En aquel tiempo todo te invitaba a salir fuera, a coger la silla y colocarla en la acera con absoluta tranquilidad sin riesgo a ser atropellado por un vehículo o a que un delincuente te quitara el reloj. Ver un coche era tan extraño que cuando pasaba uno los niños echábamos a correr detrás celebrando el acontecimiento. Había que hacer vida fuera porque las casas, al menos las de los barrios, no reunían las condiciones de ahora y en los inviernos hacía menos humedad en la puerta que en el comedor. En los veranos ocurría lo contrario, que dentro de la vivienda te asabas de calor y teníamos que salirnos fuera para sobrellevar las altas temperaturas. Formaba parte de nuestro inventario de imágenes de la infancia aquella de las mujeres baldeando su puerta con un cubo de agua en la mano. Cuando se retiraba el sol salían las mujeres a refrescar la calle y prepararla para la tertulia nocturna. Era costumbre también cenar en la puerta y compartir el cántaro del agua  fresca, eso sí, sin chupar. 

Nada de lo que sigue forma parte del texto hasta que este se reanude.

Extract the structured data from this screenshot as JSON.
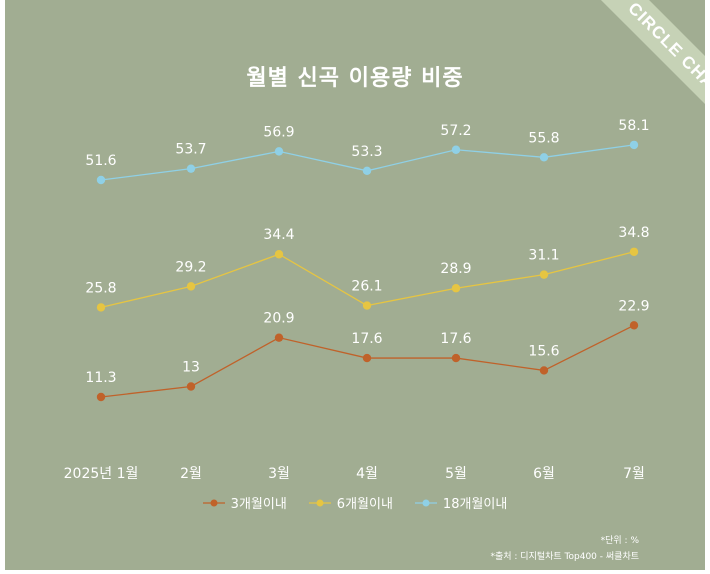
{
  "title": "월별 신곡 이용량 비중",
  "badge": "CIRCLE CHART",
  "unit_note": "*단위 : %",
  "source_note": "*출처 : 디지털차트 Top400 - 써클차트",
  "colors": {
    "background": "#a1ad92",
    "series_3m": "#c0622a",
    "series_6m": "#e6c542",
    "series_18m": "#8fd0e6",
    "text": "#ffffff"
  },
  "chart_data": {
    "type": "line",
    "title": "월별 신곡 이용량 비중",
    "categories": [
      "2025년 1월",
      "2월",
      "3월",
      "4월",
      "5월",
      "6월",
      "7월"
    ],
    "series": [
      {
        "name": "3개월이내",
        "values": [
          11.3,
          13,
          20.9,
          17.6,
          17.6,
          15.6,
          22.9
        ]
      },
      {
        "name": "6개월이내",
        "values": [
          25.8,
          29.2,
          34.4,
          26.1,
          28.9,
          31.1,
          34.8
        ]
      },
      {
        "name": "18개월이내",
        "values": [
          51.6,
          53.7,
          56.9,
          53.3,
          57.2,
          55.8,
          58.1
        ]
      }
    ],
    "value_labels": true,
    "grid": false,
    "legend": "bottom"
  }
}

Todo te empujaba a vivir en la calle, en invierno y en verano. Cuando por las tardes mi madre se metía en la ardua tarea de fregar la casa de rodillas nos mandaba a los niños a la calle, al menos hasta que se secara el suelo. En las familias donde había un niño pequeño, que entonces eran en casi todas, nos invitaban a irnos a la calle cuando se dormía después del biberón. “Cómo me despertéis al niño os vais a enterar”, decía mi madre, y allí íbamos nosotros, tan felices, a disfrutar de un par de horas de eterna felicidad.


La calle fue para muchos de nosotros la mejor definición de la felicidad. No había ningún juego de mesa que lo superara, ni ninguna lectura que estimulara más nuestra imaginación que pasar un rato sueltos como piratas sin ninguna obligación y sin ninguna vigilancia. La calle nos igualaba, nos acogía con la misma generosidad al pobre y al rico, al torpe y al discreto.